Soldier piles, soil nails and tieback anchors saved the day—and nearly $1.5 million over a pipe-bracing shoring alternative—allowing the excavation for a 39-story residential condominium in Seattle to progress without disturbing the too-close-for-comfort neighbors.
The biggest shoring headache for the Olive 8 project was along the site’s 240-ft-long west side, bordered by a 16-ft-wide alley and the 34-story Qwest building, which extends 50 ft below grade. Uninterruptible power and communication utilities run under the alley.
Geoengineers
39-story residential tower kept the neighbors happy.

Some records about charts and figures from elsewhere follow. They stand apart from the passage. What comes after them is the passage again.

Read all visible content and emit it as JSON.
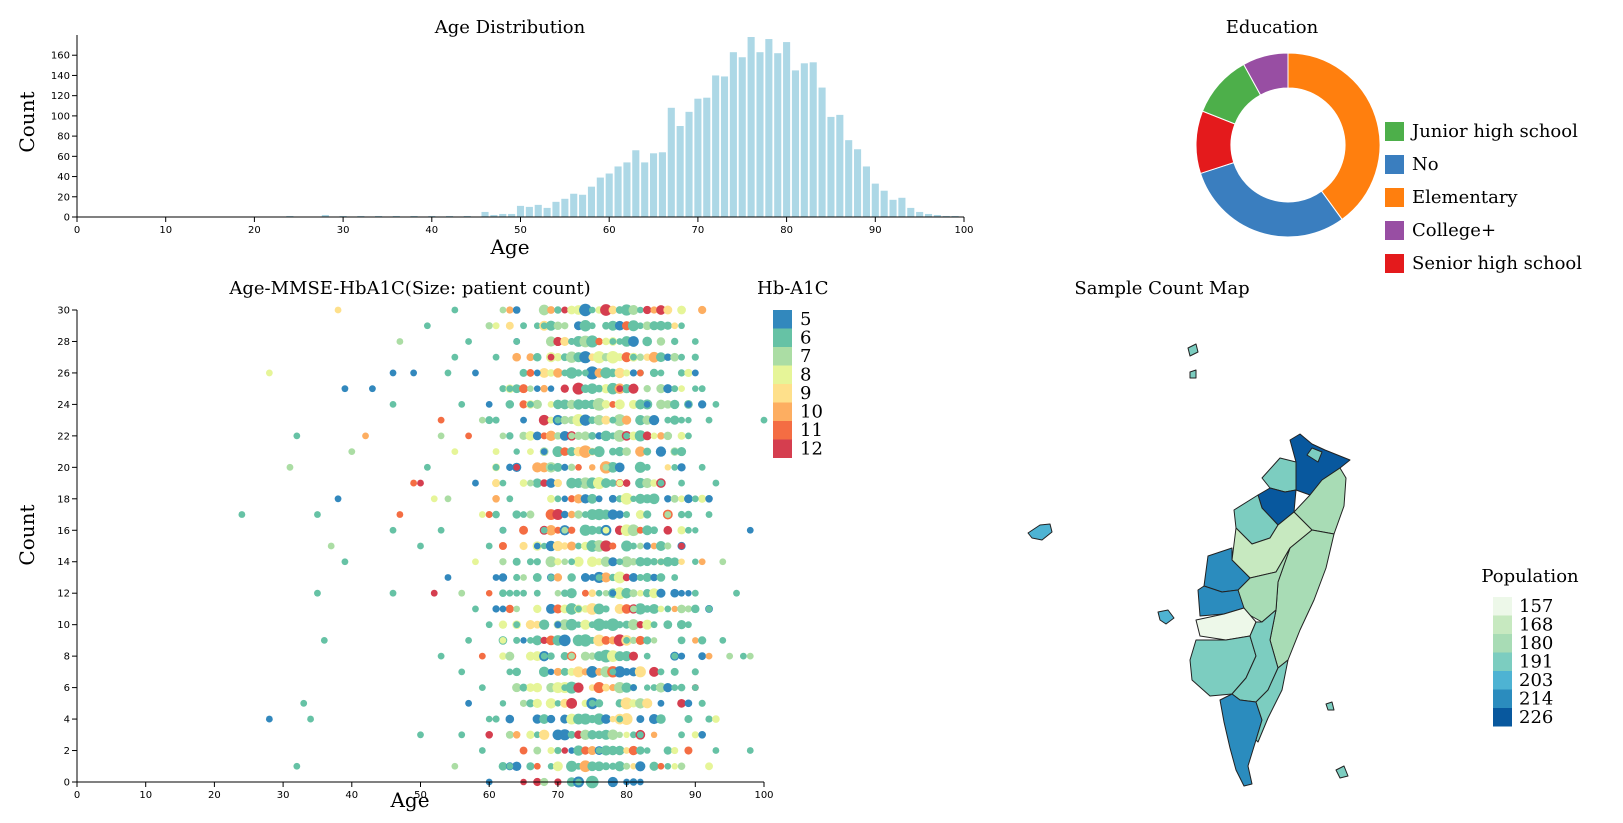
{
  "chart_data": [
    {
      "id": "age-hist",
      "type": "bar",
      "title": "Age Distribution",
      "xlabel": "Age",
      "ylabel": "Count",
      "xlim": [
        0,
        100
      ],
      "ylim": [
        0,
        180
      ],
      "xticks": [
        0,
        10,
        20,
        30,
        40,
        50,
        60,
        70,
        80,
        90,
        100
      ],
      "yticks": [
        0,
        20,
        40,
        60,
        80,
        100,
        120,
        140,
        160
      ],
      "color": "#add8e6",
      "x": [
        24,
        28,
        30,
        32,
        34,
        36,
        38,
        40,
        42,
        44,
        46,
        47,
        48,
        49,
        50,
        51,
        52,
        53,
        54,
        55,
        56,
        57,
        58,
        59,
        60,
        61,
        62,
        63,
        64,
        65,
        66,
        67,
        68,
        69,
        70,
        71,
        72,
        73,
        74,
        75,
        76,
        77,
        78,
        79,
        80,
        81,
        82,
        83,
        84,
        85,
        86,
        87,
        88,
        89,
        90,
        91,
        92,
        93,
        94,
        95,
        96,
        97,
        98,
        99
      ],
      "values": [
        1,
        2,
        1,
        1,
        1,
        1,
        1,
        1,
        1,
        1,
        5,
        2,
        3,
        3,
        11,
        10,
        12,
        9,
        15,
        18,
        23,
        22,
        30,
        39,
        43,
        50,
        54,
        66,
        54,
        63,
        64,
        108,
        90,
        104,
        117,
        118,
        140,
        139,
        163,
        158,
        178,
        163,
        176,
        162,
        173,
        145,
        152,
        153,
        128,
        99,
        101,
        76,
        67,
        50,
        33,
        26,
        17,
        19,
        9,
        5,
        3,
        2,
        1,
        1
      ]
    },
    {
      "id": "education",
      "type": "pie",
      "title": "Education",
      "donut": true,
      "slices": [
        {
          "label": "Elementary",
          "value": 40,
          "color": "#ff7f0e"
        },
        {
          "label": "No",
          "value": 30,
          "color": "#3a7ebf"
        },
        {
          "label": "Senior high school",
          "value": 11,
          "color": "#e41a1c"
        },
        {
          "label": "Junior high school",
          "value": 11,
          "color": "#4daf4a"
        },
        {
          "label": "College+",
          "value": 8,
          "color": "#984ea3"
        }
      ],
      "legend": [
        "Junior high school",
        "No",
        "Elementary",
        "College+",
        "Senior high school"
      ],
      "legend_placement": "right"
    },
    {
      "id": "age-mmse-hba1c",
      "type": "scatter",
      "title": "Age-MMSE-HbA1C(Size: patient count)",
      "xlabel": "Age",
      "ylabel": "Count",
      "xlim": [
        0,
        100
      ],
      "ylim": [
        0,
        30
      ],
      "xticks": [
        0,
        10,
        20,
        30,
        40,
        50,
        60,
        70,
        80,
        90,
        100
      ],
      "yticks": [
        0,
        2,
        4,
        6,
        8,
        10,
        12,
        14,
        16,
        18,
        20,
        22,
        24,
        26,
        28,
        30
      ],
      "size_encoding": "patient count",
      "color_encoding": "Hb-A1C",
      "x_range_dense": [
        45,
        95
      ],
      "points": [
        [
          24,
          17,
          6
        ],
        [
          28,
          26,
          8
        ],
        [
          28,
          4,
          5
        ],
        [
          31,
          20,
          7
        ],
        [
          32,
          22,
          6
        ],
        [
          32,
          1,
          6
        ],
        [
          33,
          5,
          6
        ],
        [
          34,
          4,
          6
        ],
        [
          35,
          17,
          6
        ],
        [
          35,
          12,
          6
        ],
        [
          36,
          9,
          6
        ],
        [
          37,
          15,
          7
        ],
        [
          38,
          18,
          5
        ],
        [
          38,
          30,
          9
        ],
        [
          39,
          14,
          6
        ],
        [
          39,
          25,
          5
        ],
        [
          40,
          21,
          7
        ],
        [
          42,
          22,
          10
        ],
        [
          43,
          25,
          5
        ],
        [
          46,
          26,
          5
        ],
        [
          46,
          12,
          6
        ],
        [
          46,
          16,
          6
        ],
        [
          46,
          24,
          6
        ],
        [
          47,
          17,
          11
        ],
        [
          47,
          28,
          7
        ],
        [
          49,
          19,
          11
        ],
        [
          49,
          26,
          5
        ],
        [
          50,
          3,
          6
        ],
        [
          50,
          15,
          6
        ],
        [
          50,
          19,
          12
        ],
        [
          51,
          20,
          6
        ],
        [
          51,
          29,
          6
        ],
        [
          52,
          18,
          8
        ],
        [
          52,
          12,
          12
        ],
        [
          53,
          8,
          6
        ],
        [
          53,
          22,
          7
        ],
        [
          53,
          16,
          6
        ],
        [
          53,
          23,
          11
        ],
        [
          54,
          13,
          5
        ],
        [
          54,
          18,
          7
        ],
        [
          54,
          26,
          6
        ],
        [
          55,
          30,
          6
        ],
        [
          55,
          21,
          8
        ],
        [
          55,
          27,
          6
        ],
        [
          55,
          1,
          7
        ],
        [
          56,
          3,
          6
        ],
        [
          56,
          12,
          7
        ],
        [
          56,
          7,
          6
        ],
        [
          56,
          24,
          6
        ],
        [
          57,
          28,
          6
        ],
        [
          57,
          22,
          11
        ],
        [
          57,
          5,
          5
        ],
        [
          57,
          9,
          6
        ],
        [
          58,
          14,
          8
        ],
        [
          58,
          11,
          6
        ],
        [
          58,
          19,
          5
        ],
        [
          58,
          26,
          5
        ],
        [
          59,
          2,
          6
        ],
        [
          59,
          17,
          8
        ],
        [
          59,
          8,
          11
        ],
        [
          59,
          6,
          6
        ],
        [
          59,
          23,
          7
        ],
        [
          60,
          15,
          6
        ],
        [
          60,
          10,
          6
        ],
        [
          60,
          24,
          5
        ],
        [
          60,
          0,
          5
        ],
        [
          61,
          20,
          6
        ],
        [
          61,
          13,
          5
        ],
        [
          61,
          27,
          6
        ],
        [
          61,
          4,
          6
        ],
        [
          62,
          9,
          8
        ],
        [
          62,
          16,
          6
        ],
        [
          62,
          11,
          5
        ],
        [
          62,
          22,
          7
        ],
        [
          63,
          18,
          6
        ],
        [
          63,
          1,
          6
        ],
        [
          63,
          25,
          6
        ],
        [
          63,
          7,
          6
        ],
        [
          64,
          14,
          6
        ],
        [
          64,
          20,
          12
        ],
        [
          64,
          10,
          6
        ],
        [
          64,
          28,
          6
        ],
        [
          65,
          12,
          6
        ],
        [
          65,
          6,
          6
        ],
        [
          65,
          17,
          6
        ],
        [
          65,
          23,
          5
        ],
        [
          66,
          19,
          7
        ],
        [
          66,
          24,
          6
        ],
        [
          66,
          3,
          8
        ],
        [
          66,
          9,
          6
        ],
        [
          67,
          26,
          5
        ],
        [
          67,
          1,
          11
        ],
        [
          67,
          15,
          5
        ],
        [
          67,
          12,
          6
        ],
        [
          68,
          21,
          5
        ],
        [
          68,
          8,
          6
        ],
        [
          68,
          29,
          6
        ],
        [
          68,
          16,
          6
        ],
        [
          69,
          27,
          12
        ],
        [
          69,
          13,
          6
        ],
        [
          69,
          4,
          5
        ],
        [
          69,
          20,
          6
        ],
        [
          70,
          18,
          6
        ],
        [
          70,
          10,
          5
        ],
        [
          70,
          23,
          6
        ],
        [
          70,
          2,
          6
        ],
        [
          71,
          26,
          6
        ],
        [
          71,
          16,
          7
        ],
        [
          71,
          6,
          6
        ],
        [
          71,
          12,
          6
        ],
        [
          72,
          22,
          7
        ],
        [
          72,
          14,
          6
        ],
        [
          72,
          8,
          7
        ],
        [
          72,
          28,
          6
        ],
        [
          73,
          19,
          6
        ],
        [
          73,
          24,
          6
        ],
        [
          73,
          11,
          6
        ],
        [
          73,
          0,
          6
        ],
        [
          74,
          17,
          6
        ],
        [
          74,
          12,
          11
        ],
        [
          74,
          26,
          6
        ],
        [
          74,
          9,
          6
        ],
        [
          75,
          21,
          6
        ],
        [
          75,
          15,
          6
        ],
        [
          75,
          5,
          6
        ],
        [
          75,
          29,
          6
        ],
        [
          76,
          25,
          6
        ],
        [
          76,
          13,
          6
        ],
        [
          76,
          18,
          5
        ],
        [
          76,
          2,
          6
        ],
        [
          77,
          20,
          7
        ],
        [
          77,
          10,
          6
        ],
        [
          77,
          26,
          6
        ],
        [
          77,
          16,
          8
        ],
        [
          78,
          12,
          5
        ],
        [
          78,
          23,
          6
        ],
        [
          78,
          7,
          6
        ],
        [
          78,
          28,
          6
        ],
        [
          79,
          19,
          8
        ],
        [
          79,
          14,
          6
        ],
        [
          79,
          4,
          6
        ],
        [
          79,
          25,
          12
        ],
        [
          80,
          22,
          6
        ],
        [
          80,
          9,
          6
        ],
        [
          80,
          17,
          6
        ],
        [
          80,
          0,
          5
        ],
        [
          81,
          27,
          6
        ],
        [
          81,
          11,
          7
        ],
        [
          81,
          15,
          6
        ],
        [
          81,
          6,
          5
        ],
        [
          82,
          20,
          6
        ],
        [
          82,
          26,
          11
        ],
        [
          82,
          13,
          6
        ],
        [
          82,
          3,
          6
        ],
        [
          83,
          24,
          5
        ],
        [
          83,
          18,
          6
        ],
        [
          83,
          9,
          6
        ],
        [
          83,
          28,
          6
        ],
        [
          84,
          16,
          6
        ],
        [
          84,
          22,
          8
        ],
        [
          84,
          10,
          6
        ],
        [
          84,
          1,
          6
        ],
        [
          85,
          26,
          6
        ],
        [
          85,
          14,
          6
        ],
        [
          85,
          19,
          6
        ],
        [
          85,
          5,
          5
        ],
        [
          86,
          23,
          6
        ],
        [
          86,
          11,
          6
        ],
        [
          86,
          17,
          7
        ],
        [
          86,
          29,
          6
        ],
        [
          87,
          21,
          6
        ],
        [
          87,
          8,
          6
        ],
        [
          87,
          25,
          6
        ],
        [
          87,
          13,
          6
        ],
        [
          88,
          27,
          6
        ],
        [
          88,
          15,
          12
        ],
        [
          88,
          3,
          6
        ],
        [
          88,
          19,
          6
        ],
        [
          89,
          22,
          6
        ],
        [
          89,
          10,
          6
        ],
        [
          89,
          24,
          5
        ],
        [
          89,
          16,
          6
        ],
        [
          90,
          18,
          6
        ],
        [
          90,
          12,
          6
        ],
        [
          90,
          6,
          6
        ],
        [
          90,
          28,
          6
        ],
        [
          91,
          20,
          6
        ],
        [
          91,
          14,
          10
        ],
        [
          91,
          25,
          6
        ],
        [
          91,
          8,
          5
        ],
        [
          92,
          23,
          6
        ],
        [
          92,
          17,
          6
        ],
        [
          92,
          11,
          6
        ],
        [
          93,
          2,
          6
        ],
        [
          93,
          24,
          6
        ],
        [
          93,
          19,
          6
        ],
        [
          94,
          9,
          6
        ],
        [
          94,
          14,
          7
        ],
        [
          95,
          8,
          7
        ],
        [
          96,
          12,
          6
        ],
        [
          97,
          8,
          6
        ],
        [
          98,
          16,
          5
        ],
        [
          98,
          2,
          6
        ],
        [
          98,
          8,
          7
        ],
        [
          100,
          23,
          6
        ]
      ],
      "legend_title": "Hb-A1C",
      "legend_values": [
        5,
        6,
        7,
        8,
        9,
        10,
        11,
        12
      ],
      "legend_colors": [
        "#3288bd",
        "#66c2a5",
        "#abdda4",
        "#e6f598",
        "#fee08b",
        "#fdae61",
        "#f46d43",
        "#d53e4f"
      ]
    },
    {
      "id": "sample-count-map",
      "type": "heatmap",
      "title": "Sample Count Map",
      "legend_title": "Population",
      "legend_values": [
        157,
        168,
        180,
        191,
        203,
        214,
        226
      ],
      "legend_colors": [
        "#edf8e9",
        "#c7e9c0",
        "#a8dcb5",
        "#7ccdc0",
        "#4eb3d3",
        "#2b8cbe",
        "#08589e"
      ]
    }
  ]
}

None of the usual methods of shoring the 76-ft-deep excavation would work. Vacating the alley or installing tiebacks into Qwest’s underground garage were not options, says David G. Winter, president of the project’s local geotechnical consultant, GeoEngineers. Pipe bracing across the excavation was viable but not economical. It would probably have sunk the entire project, currently seven stories, due to its $2-million cost, he says.
The challenge was to support the excavation externally and limit deflections of the shoring wall to 1 in., to meet the city’s requirements.
Matt Smith, GeoEngineers’ project manager, dreamed up a hybrid system of closely spaced soldier piles, 86 ft deep, with tightly spaced soil nails in the walls’ upper portion and steeply inclined tieback anchors in the lower portion, under Qwest.
Winter says the three methods in combination have never been used in Seattle. GeoEngineers, which worked with local project structural consultant KPFF Consulting Engineers, used finite element modeling to design the system.
Shoring combination of soldier piles, soil nails and tieback anchors for future.
Shoring work started in April 2006 and took five months. There weren’t too many challenges related to the system. “The first row of soil nails was the most nerve-wracking because of the risk of hitting the fiber-optic cables,” says Greg Domgaard, superintendent for the shoring subcontractor, DBM Contractors Inc., Federal Way, Wash.
Drilling through some unexpected, abandoned tieback anchors from the Qwest building slowed the work. But there was no overall delay because DBM brought in a second drill rig.
Measured deflections were 3⁄4 in. or less at all locations along the Qwest wall, instead of 1 in. or just under, as predicted. There were also no deflection problems with the neighbors, says Winter. “This validates that finite element modeling is reliable for complex shoring designs,” he adds.